Una scelta coraggiosa ma consapevole, quella del regista, di rinunciare all'
appeal della star di turno (per i risvolti che essa comporta in termini di incassi e visibilità) in favore della certezza di poter contare su una sceneggiatura a dir poco blindata (scritta da Chiarini con la complicità di Roan Johnson collaboratore della prima stesura, scritta più di 10 anni fa, e successivamente modificata dal regista che ne ha cambiato la trama e riscritto i dialoghi), capace non solo di dare ritmo alla stasi in cui precipita Guido dopo l'aut aut di Chiara, ma anche di valorizzare il potenziale comico di certe battute, inserite non come fine da perseguire, ma quale espediente per rilanciare ciò che segue.
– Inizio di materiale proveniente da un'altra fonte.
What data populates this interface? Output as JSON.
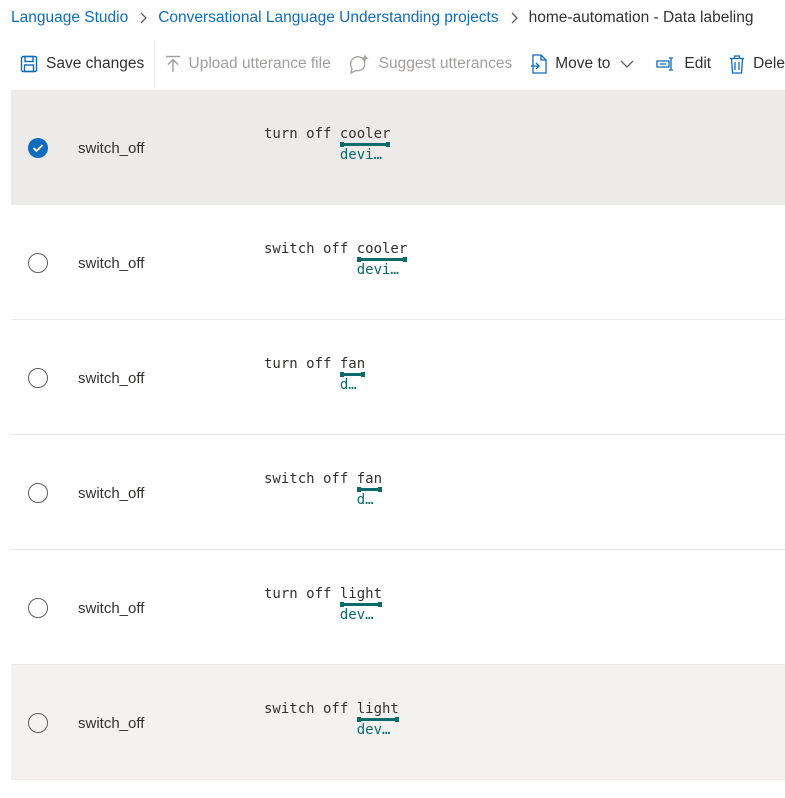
{
  "breadcrumb": {
    "items": [
      "Language Studio",
      "Conversational Language Understanding projects",
      "home-automation - Data labeling"
    ]
  },
  "toolbar": {
    "save": "Save changes",
    "upload": "Upload utterance file",
    "suggest": "Suggest utterances",
    "move": "Move to",
    "edit": "Edit",
    "delete": "Dele"
  },
  "rows": [
    {
      "intent": "switch_off",
      "prefix": "turn off ",
      "entity": "cooler",
      "entity_label": "devi…",
      "selected": true
    },
    {
      "intent": "switch_off",
      "prefix": "switch off ",
      "entity": "cooler",
      "entity_label": "devi…",
      "selected": false
    },
    {
      "intent": "switch_off",
      "prefix": "turn off ",
      "entity": "fan",
      "entity_label": "d…",
      "selected": false
    },
    {
      "intent": "switch_off",
      "prefix": "switch off ",
      "entity": "fan",
      "entity_label": "d…",
      "selected": false
    },
    {
      "intent": "switch_off",
      "prefix": "turn off ",
      "entity": "light",
      "entity_label": "dev…",
      "selected": false
    },
    {
      "intent": "switch_off",
      "prefix": "switch off ",
      "entity": "light",
      "entity_label": "dev…",
      "selected": false
    }
  ],
  "colors": {
    "accent": "#0f6cbd",
    "entity": "#0b6a6a",
    "selected_bg": "#edebe9"
  }
}
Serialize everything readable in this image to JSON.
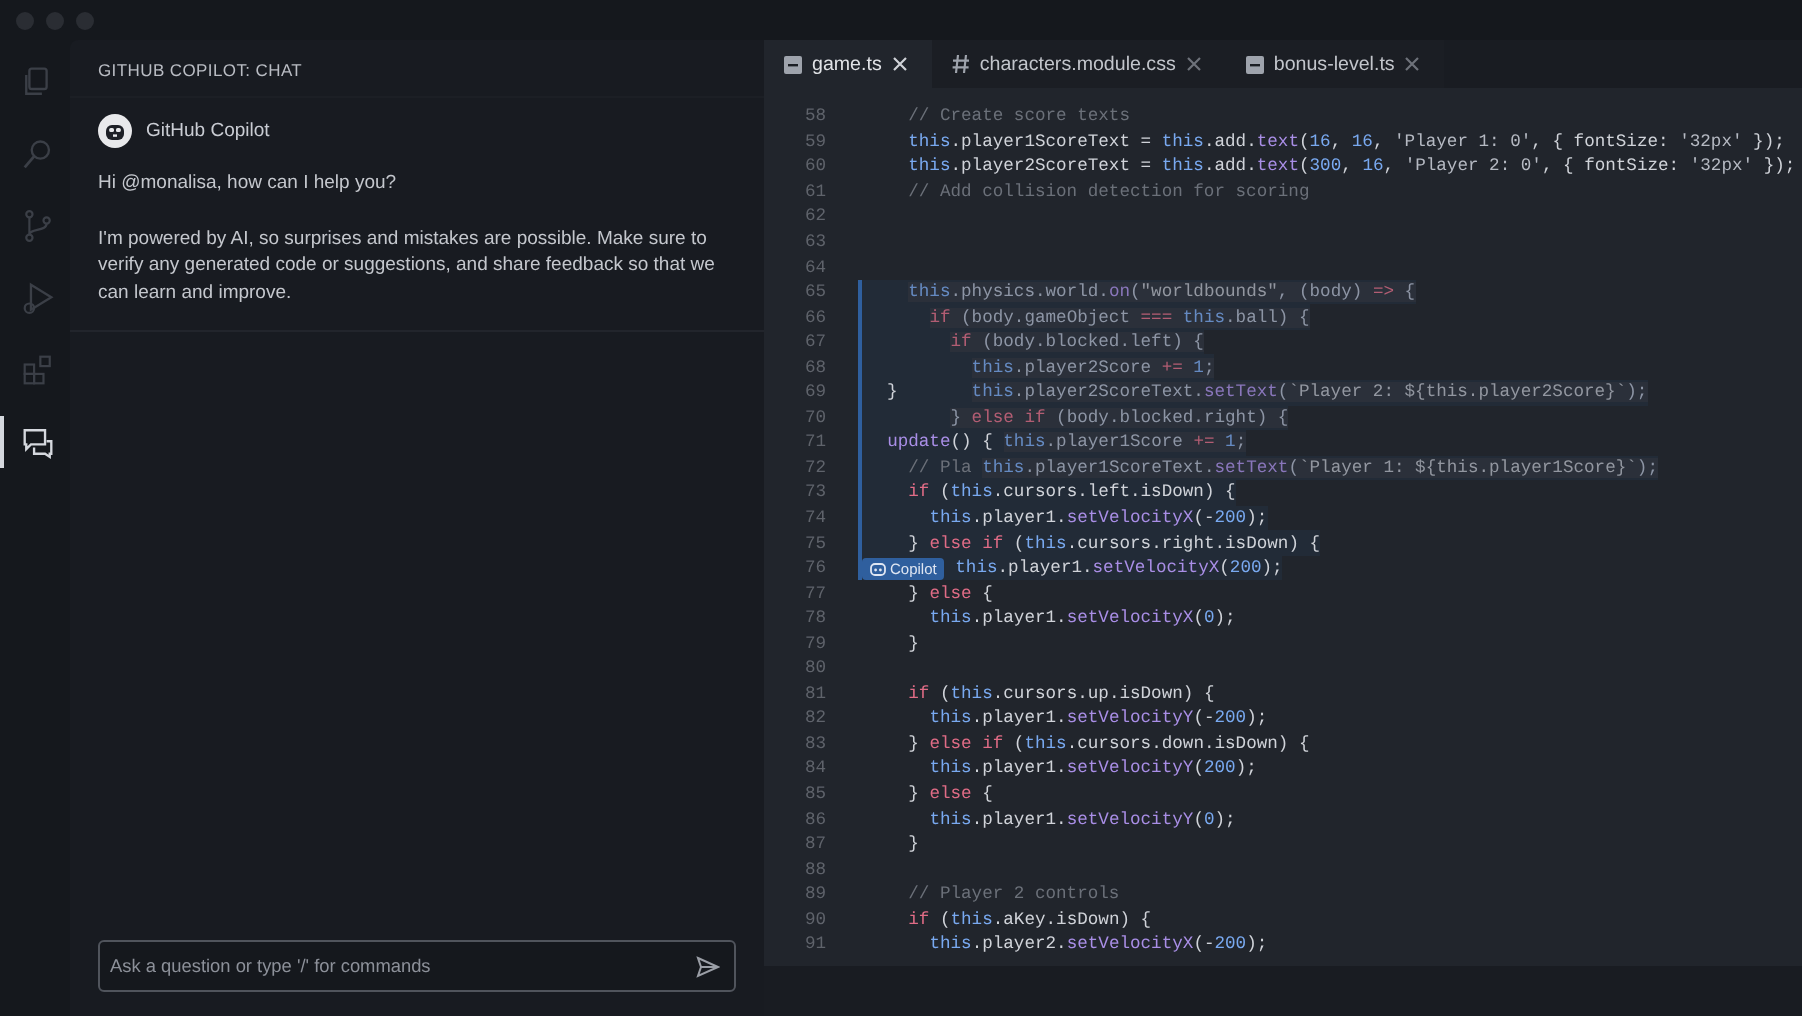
{
  "activity_bar": [
    {
      "kind": "files",
      "selected": false
    },
    {
      "kind": "search",
      "selected": false
    },
    {
      "kind": "branch",
      "selected": false
    },
    {
      "kind": "run",
      "selected": false
    },
    {
      "kind": "extensions",
      "selected": false
    },
    {
      "kind": "chat",
      "selected": true
    }
  ],
  "chat": {
    "header": "GITHUB COPILOT: CHAT",
    "author": "GitHub Copilot",
    "messages": [
      "Hi @monalisa, how can I help you?",
      "I'm powered by AI, so surprises and mistakes are possible. Make sure to verify any generated code or suggestions, and share feedback so that we can learn and improve."
    ],
    "input": {
      "placeholder": "Ask a question or type '/' for commands"
    }
  },
  "tabs": [
    {
      "label": "game.ts",
      "kind": "ts",
      "selected": true
    },
    {
      "label": "characters.module.css",
      "kind": "css",
      "selected": false
    },
    {
      "label": "bonus-level.ts",
      "kind": "ts",
      "selected": false
    }
  ],
  "code_lines": [
    {
      "number": "58",
      "suggestion": false,
      "segments": [
        {
          "kind": "code",
          "text": "    // Create score texts"
        }
      ]
    },
    {
      "number": "59",
      "suggestion": false,
      "segments": [
        {
          "kind": "code",
          "text": "    this.player1ScoreText = this.add.text(16, 16, 'Player 1: 0', { fontSize: '32px' });"
        }
      ]
    },
    {
      "number": "60",
      "suggestion": false,
      "segments": [
        {
          "kind": "code",
          "text": "    this.player2ScoreText = this.add.text(300, 16, 'Player 2: 0', { fontSize: '32px' });"
        }
      ]
    },
    {
      "number": "61",
      "suggestion": false,
      "segments": [
        {
          "kind": "code",
          "text": "    // Add collision detection for scoring"
        }
      ]
    },
    {
      "number": "62",
      "suggestion": false
    },
    {
      "number": "63",
      "suggestion": false
    },
    {
      "number": "64",
      "suggestion": false
    },
    {
      "number": "65",
      "suggestion": true,
      "segments": [
        {
          "kind": "ghost",
          "text": "    this.physics.world.on(\"worldbounds\", (body) => {"
        }
      ]
    },
    {
      "number": "66",
      "suggestion": true,
      "segments": [
        {
          "kind": "ghost",
          "text": "      if (body.gameObject === this.ball) {"
        }
      ]
    },
    {
      "number": "67",
      "suggestion": true,
      "segments": [
        {
          "kind": "ghost",
          "text": "        if (body.blocked.left) {"
        }
      ]
    },
    {
      "number": "68",
      "suggestion": true,
      "segments": [
        {
          "kind": "ghost",
          "text": "          this.player2Score += 1;"
        }
      ]
    },
    {
      "number": "69",
      "suggestion": true,
      "segments": [
        {
          "kind": "code",
          "text": "  }"
        },
        {
          "kind": "ghost",
          "text": "       this.player2ScoreText.setText(`Player 2: ${this.player2Score}`);"
        }
      ]
    },
    {
      "number": "70",
      "suggestion": true,
      "segments": [
        {
          "kind": "ghost",
          "text": "        } else if (body.blocked.right) {"
        }
      ]
    },
    {
      "number": "71",
      "suggestion": true,
      "segments": [
        {
          "kind": "code",
          "text": "  update() {"
        },
        {
          "kind": "ghost",
          "text": " this.player1Score += 1;"
        }
      ]
    },
    {
      "number": "72",
      "suggestion": true,
      "segments": [
        {
          "kind": "code",
          "text": "    // Pla"
        },
        {
          "kind": "ghost",
          "text": " this.player1ScoreText.setText(`Player 1: ${this.player1Score}`);"
        }
      ]
    },
    {
      "number": "73",
      "suggestion": true,
      "segments": [
        {
          "kind": "code",
          "text": "    if (this.cursors.left.isDown) {"
        }
      ]
    },
    {
      "number": "74",
      "suggestion": true,
      "segments": [
        {
          "kind": "code",
          "text": "      this.player1.setVelocityX(-200);"
        }
      ]
    },
    {
      "number": "75",
      "suggestion": true,
      "segments": [
        {
          "kind": "code",
          "text": "    } else if (this.cursors.right.isDown) {"
        }
      ]
    },
    {
      "number": "76",
      "suggestion": true,
      "segments": [
        {
          "kind": "badge",
          "text": "Copilot"
        },
        {
          "kind": "code",
          "text": " this.player1.setVelocityX(200);"
        }
      ]
    },
    {
      "number": "77",
      "suggestion": false,
      "segments": [
        {
          "kind": "code",
          "text": "    } else {"
        }
      ]
    },
    {
      "number": "78",
      "suggestion": false,
      "segments": [
        {
          "kind": "code",
          "text": "      this.player1.setVelocityX(0);"
        }
      ]
    },
    {
      "number": "79",
      "suggestion": false,
      "segments": [
        {
          "kind": "code",
          "text": "    }"
        }
      ]
    },
    {
      "number": "80",
      "suggestion": false
    },
    {
      "number": "81",
      "suggestion": false,
      "segments": [
        {
          "kind": "code",
          "text": "    if (this.cursors.up.isDown) {"
        }
      ]
    },
    {
      "number": "82",
      "suggestion": false,
      "segments": [
        {
          "kind": "code",
          "text": "      this.player1.setVelocityY(-200);"
        }
      ]
    },
    {
      "number": "83",
      "suggestion": false,
      "segments": [
        {
          "kind": "code",
          "text": "    } else if (this.cursors.down.isDown) {"
        }
      ]
    },
    {
      "number": "84",
      "suggestion": false,
      "segments": [
        {
          "kind": "code",
          "text": "      this.player1.setVelocityY(200);"
        }
      ]
    },
    {
      "number": "85",
      "suggestion": false,
      "segments": [
        {
          "kind": "code",
          "text": "    } else {"
        }
      ]
    },
    {
      "number": "86",
      "suggestion": false,
      "segments": [
        {
          "kind": "code",
          "text": "      this.player1.setVelocityY(0);"
        }
      ]
    },
    {
      "number": "87",
      "suggestion": false,
      "segments": [
        {
          "kind": "code",
          "text": "    }"
        }
      ]
    },
    {
      "number": "88",
      "suggestion": false
    },
    {
      "number": "89",
      "suggestion": false,
      "segments": [
        {
          "kind": "code",
          "text": "    // Player 2 controls"
        }
      ]
    },
    {
      "number": "90",
      "suggestion": false,
      "segments": [
        {
          "kind": "code",
          "text": "    if (this.aKey.isDown) {"
        }
      ]
    },
    {
      "number": "91",
      "suggestion": false,
      "segments": [
        {
          "kind": "code",
          "text": "      this.player2.setVelocityX(-200);"
        }
      ]
    }
  ]
}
Un principio, questo, che ricorda da vicino il cinema di
Woody Allen, presente, assieme a quello di Massimo Troisi ("Credevo fosse amore invece era un calesse") e
Nanni Moretti (ma senza averne l'ego), quando Guido da parte attiva della vicenda ne diventa subalterno, assumendo il ruolo di testimone (morale) delle vite degli altri. Che poi a Chiarini non manchino inventiva e sfrontatezza lo si vede per esempio nell'inquadratura iniziale (dal tenore inedito per una commedia) in cui l'espediente che mette in moto la storia prevede allusioni e nudità esplicite da parte dei due protagonisti e, ancora, in quella di chiusura, fortemente iconica, dove la sospensione emotiva prodotta dalle decisioni di Chiara trovano corrispondenza nell'immagine di Guido seduto nel divano lasciato sulla strada per essere gettato nei rifiuti. A suggellare un esempio di cinema mainstream che risulta persuasivo senza essere invadente. Da non perdere quando uscirà nelle sale italiane.